A book must be the axe for the frozen sea within us.
Franz Kafka, Letter to Oskar Pollak 1904
Paul Horton at Anthony Cody’s blog has offered a third installment of his defense of reading, recommending:
David Mikics, a Professor of English at the University of Houston, has recently written a very good book on this issue, Slow Reading in a Hurried Age (2013).
As reading and English teachers grapple with teaching literacy to prepare students for PARCC tests across the country, they should read this book very slowly to attempt to maintain a semblance of sanity: Slow Reading in a Hurried Age describes what you know you should be doing and want to do in your classes: reading to open minds rather than prescribed literacy drills that closes them.
Horton’s defense speaks to two important points I want to add here.
First, over 31 years as a teacher primarily concerned with literacy, I can attest that one of the most powerful forces that stands between students and a life-long love of reading is formal schooling.
For example, virtually all children (who are healthy, safe, and well fed) are eager and excited about both learning to read and reading. By 9th or 10th grade, however, a solid majority of students respond to reading somewhere between ambivalence and dread.

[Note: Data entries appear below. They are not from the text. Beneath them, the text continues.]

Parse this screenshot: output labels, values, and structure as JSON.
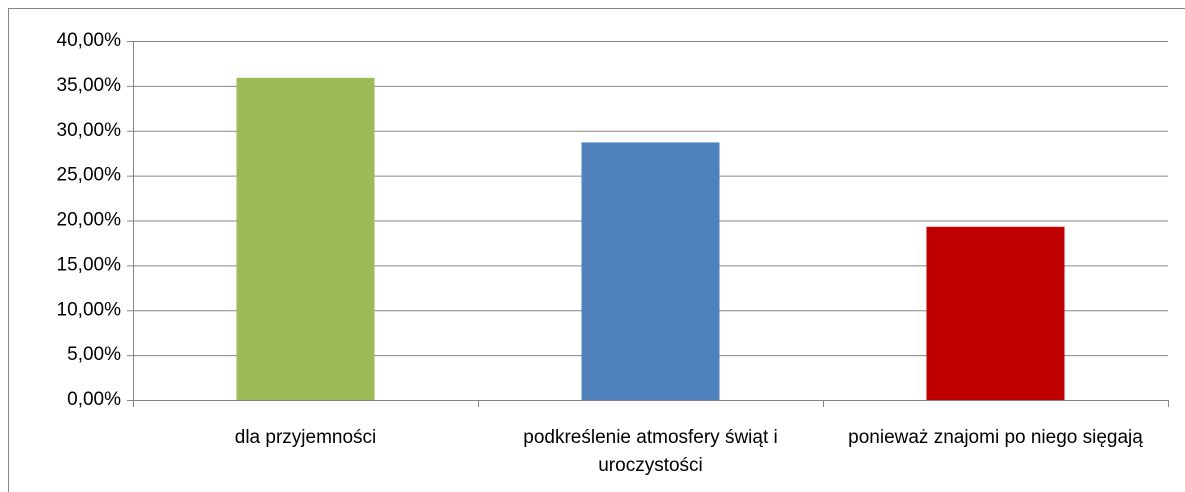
{
  "chart_data": {
    "type": "bar",
    "categories": [
      "dla przyjemności",
      "podkreślenie atmosfery świąt i uroczystości",
      "ponieważ znajomi po niego sięgają"
    ],
    "values": [
      35.9,
      28.7,
      19.3
    ],
    "colors": [
      "#9bbb59",
      "#4f81bd",
      "#c00000"
    ],
    "ylim": [
      0,
      40
    ],
    "yticks": [
      {
        "value": 0,
        "label": "0,00%"
      },
      {
        "value": 5,
        "label": "5,00%"
      },
      {
        "value": 10,
        "label": "10,00%"
      },
      {
        "value": 15,
        "label": "15,00%"
      },
      {
        "value": 20,
        "label": "20,00%"
      },
      {
        "value": 25,
        "label": "25,00%"
      },
      {
        "value": 30,
        "label": "30,00%"
      },
      {
        "value": 35,
        "label": "35,00%"
      },
      {
        "value": 40,
        "label": "40,00%"
      }
    ],
    "grid": true
  }
}
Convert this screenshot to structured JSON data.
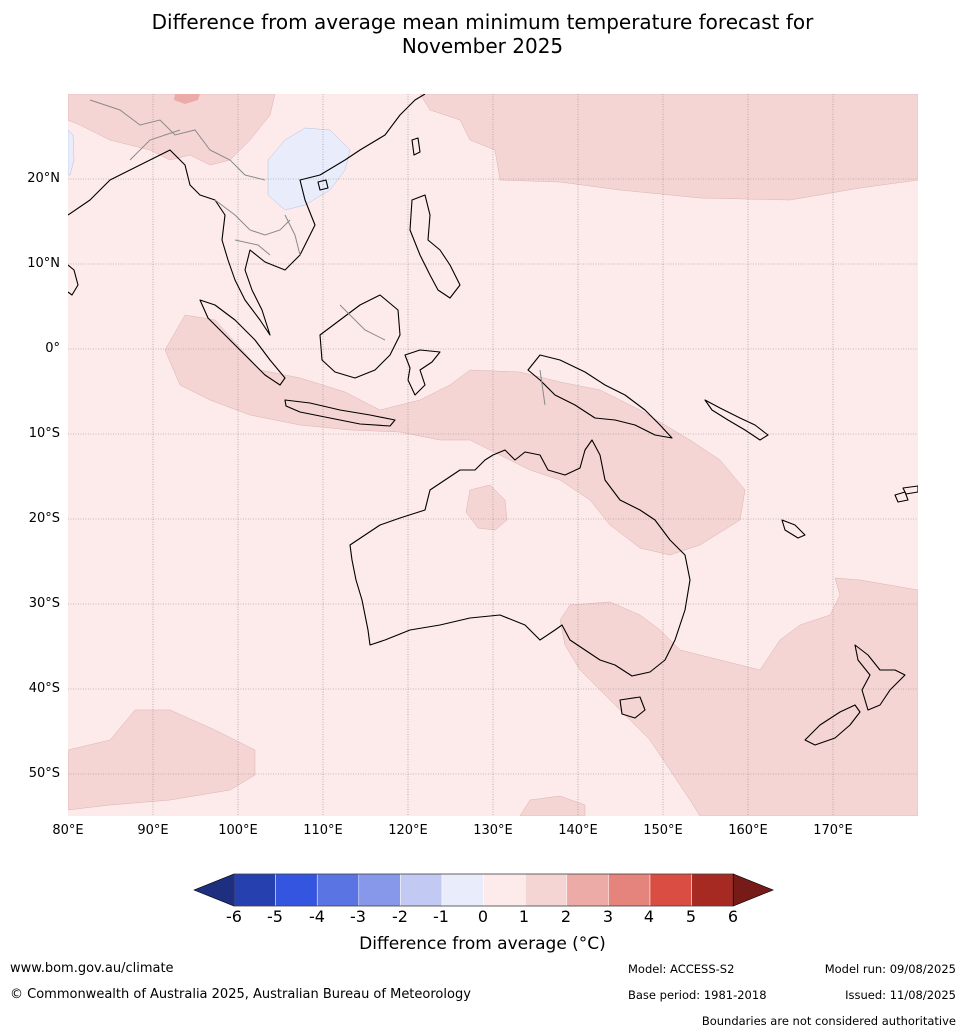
{
  "title_line1": "Difference from average mean minimum temperature forecast for",
  "title_line2": "November 2025",
  "lat_labels": [
    "20°N",
    "10°N",
    "0°",
    "10°S",
    "20°S",
    "30°S",
    "40°S",
    "50°S"
  ],
  "lon_labels": [
    "80°E",
    "90°E",
    "100°E",
    "110°E",
    "120°E",
    "130°E",
    "140°E",
    "150°E",
    "160°E",
    "170°E"
  ],
  "colorbar": {
    "ticks": [
      "-6",
      "-5",
      "-4",
      "-3",
      "-2",
      "-1",
      "0",
      "1",
      "2",
      "3",
      "4",
      "5",
      "6"
    ],
    "colors": [
      "#1f2f80",
      "#2640b0",
      "#3355e0",
      "#5a75e3",
      "#8797ea",
      "#c2c9f3",
      "#e9edfb",
      "#fcebea",
      "#f5d5d4",
      "#ecaba7",
      "#e5837d",
      "#d94d42",
      "#a62a22",
      "#761b17"
    ],
    "title": "Difference from average (°C)"
  },
  "field_colors": {
    "base": "#fcebea",
    "warm": "#f5d5d4",
    "warmer": "#ecaba7",
    "cool": "#e9edfb"
  },
  "footer": {
    "website": "www.bom.gov.au/climate",
    "copyright": "© Commonwealth of Australia 2025, Australian Bureau of Meteorology",
    "model": "Model: ACCESS-S2",
    "base_period": "Base period: 1981-2018",
    "model_run": "Model run: 09/08/2025",
    "issued": "Issued: 11/08/2025",
    "boundaries": "Boundaries are not considered authoritative"
  }
}
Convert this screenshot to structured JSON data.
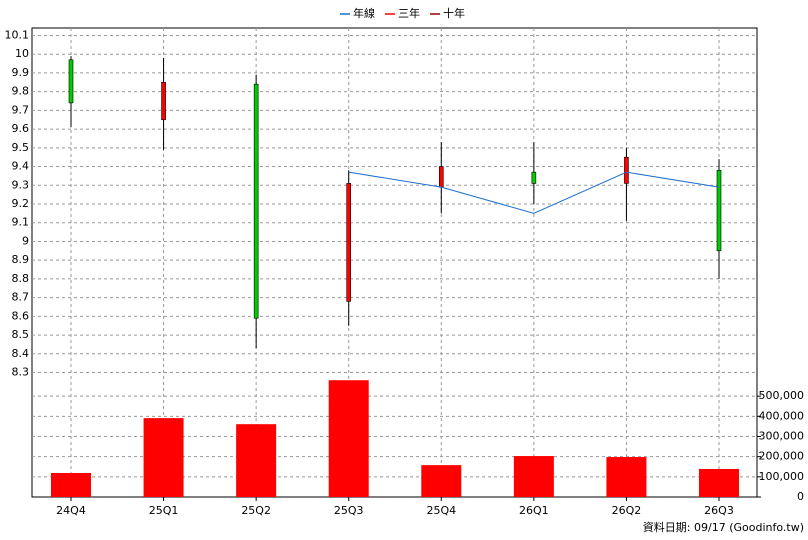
{
  "chart_data": {
    "type": "candlestick",
    "categories": [
      "24Q4",
      "25Q1",
      "25Q2",
      "25Q3",
      "25Q4",
      "26Q1",
      "26Q2",
      "26Q3"
    ],
    "open": [
      9.97,
      9.65,
      9.84,
      8.68,
      9.29,
      9.37,
      9.31,
      9.38
    ],
    "high": [
      9.99,
      9.98,
      9.89,
      9.38,
      9.53,
      9.53,
      9.5,
      9.44
    ],
    "low": [
      9.61,
      9.49,
      8.43,
      8.55,
      9.15,
      9.2,
      9.11,
      8.8
    ],
    "close": [
      9.74,
      9.85,
      8.59,
      9.31,
      9.4,
      9.31,
      9.45,
      8.95
    ],
    "up_color": "#ff0000",
    "down_color": "#00cc00",
    "series": [
      {
        "name": "年線",
        "color": "#1f6fd0",
        "values": [
          null,
          null,
          null,
          9.37,
          9.29,
          9.15,
          9.37,
          9.29
        ]
      },
      {
        "name": "三年",
        "color": "#ff0000",
        "values": [
          null,
          null,
          null,
          null,
          null,
          null,
          null,
          null
        ]
      },
      {
        "name": "十年",
        "color": "#990000",
        "values": [
          null,
          null,
          null,
          null,
          null,
          null,
          null,
          null
        ]
      }
    ],
    "volume": {
      "color": "#ff0000",
      "values": [
        119000,
        391000,
        361000,
        579000,
        158000,
        203000,
        198000,
        139000
      ]
    },
    "ylim": [
      8.26,
      10.14
    ],
    "yticks": [
      8.3,
      8.4,
      8.5,
      8.6,
      8.7,
      8.8,
      8.9,
      9,
      9.1,
      9.2,
      9.3,
      9.4,
      9.5,
      9.6,
      9.7,
      9.8,
      9.9,
      10,
      10.1
    ],
    "y2lim": [
      0,
      590000
    ],
    "y2ticks": [
      0,
      {
        "value": 100000,
        "label": "100,000"
      },
      {
        "value": 200000,
        "label": "200,000"
      },
      {
        "value": 300000,
        "label": "300,000"
      },
      {
        "value": 400000,
        "label": "400,000"
      },
      {
        "value": 500000,
        "label": "500,000"
      }
    ],
    "grid": true,
    "legend": "top",
    "source": "資料日期: 09/17 (Goodinfo.tw)"
  }
}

What do all those students have in common? Years of formal schooling in which their reading has overwhelmingly been assigned and then the purpose of text has almost exclusively been reduced to mining those assigned texts for the information teachers or test creators want those students to identify (up next, the hell that will be “close reading”—or “how to destroy the love of reading in one easy step”).
Teaching at the university level and working closely with English majors have presented me with another powerful phenomenon: College students who lament that their formal education keeps them from pleasure reading and who feel relief and excitement at the possibility of returning to reading by choice once they graduate.
Second, Horton’s series on reading speaks to the work of Lou LaBrant, who spent most of her 65 years as a formal educator calling for free reading—including her foundational “The Content of a Free Reading Program” (1937).
And thus, to the term “free reading.”
Directly, advocacy for free reading is an evidence-based argument that reading is essential for human agency and empowerment, but the quest for reading among the young must be couched in recognizing the tension between the ability to read (so-called reading skills such as decoding, comprehension, etc.) and the proclivity to read (appreciating the value of reading as well as simply wanting to read).
If teaching children to read makes them non-readers, what’s is the point?
That leads to the secondary implication of the term “free reading”—we must find ways in which to free reading from the historical and current policies and practices that destroy the love of reading all children need and deserve.
- Choice is one of the most powerful conditions for all literacy growth, especially when students are allowed choice in the context of the guidance of expert readers and writers (including but not exclusively teachers).
- Access to books and texts is central to literacy development, especially abundant access to texts in the home and in schools (such as well-funded libraries with professional librarians).
The ways in which many of us come to love reading have been identified and confirmed again and again by teachers and researchers, but also among writers. Read Neil Gaiman on libraries and books, or Ray Bradbury, or Walter Dean Myers.
That list, in fact, is nearly endless, but we fail to listen to teachers, researchers, writers, and worst of all, students.
There is a wonderful and powerfully subtle remembrance in Lousie DeSalvo’s Vertigo in which she shares a moment from her high school experience. DeSalvo’s physics teacher confronts the young Louise about her ignoring his lectures by reading novels not-so-covertly in the back of room (otherwise, Louise notes that she is a good student in that class).
Mr. Horton, the teacher, does not respond in the way we expect. He takes her book, Fyodor Dostoevsky’s The Possessed, in his hand and then offers her a deal: He wants her to stop ignoring his lectures, but he offers to read the books she is reading and then talking with her about them (pp. 168-169).
For me, this teacher asks that DeSalvo respect the course by acknowledging his respect for those things that matter to her. It is an elegant and gracious compromise found all too rarely in schools.
If we are to take seriously the value in reading, as Horton does, we must come to terms with the paradox: Free reading is the path to free reading from the failures of demanding and teaching reading in our schools.
In 1937, LaBrant reached a conclusion that holds true today:
The theory that in a free or extensive reading program designed to utilize interest and to serve individual needs there will be fruitless reading of light fiction gains no evidence from this study. The report does, however, point to the possibility that the adolescent has much greater power to read and to think intelligently about reading than the results of our conventional program have led us to believe. (p. 34)
DeSalvo’s physics teacher ends his deal offer by noting that Louise has the key quality needed for a teacher: “‘A passionate interest in your subject'” (p. 169).
Moments such as this must become the norm of schooling, not the rare recollection found in a memoir—a memoir, by the way, that is a beautiful and incisive read, an “axe for the frozen sea within us.”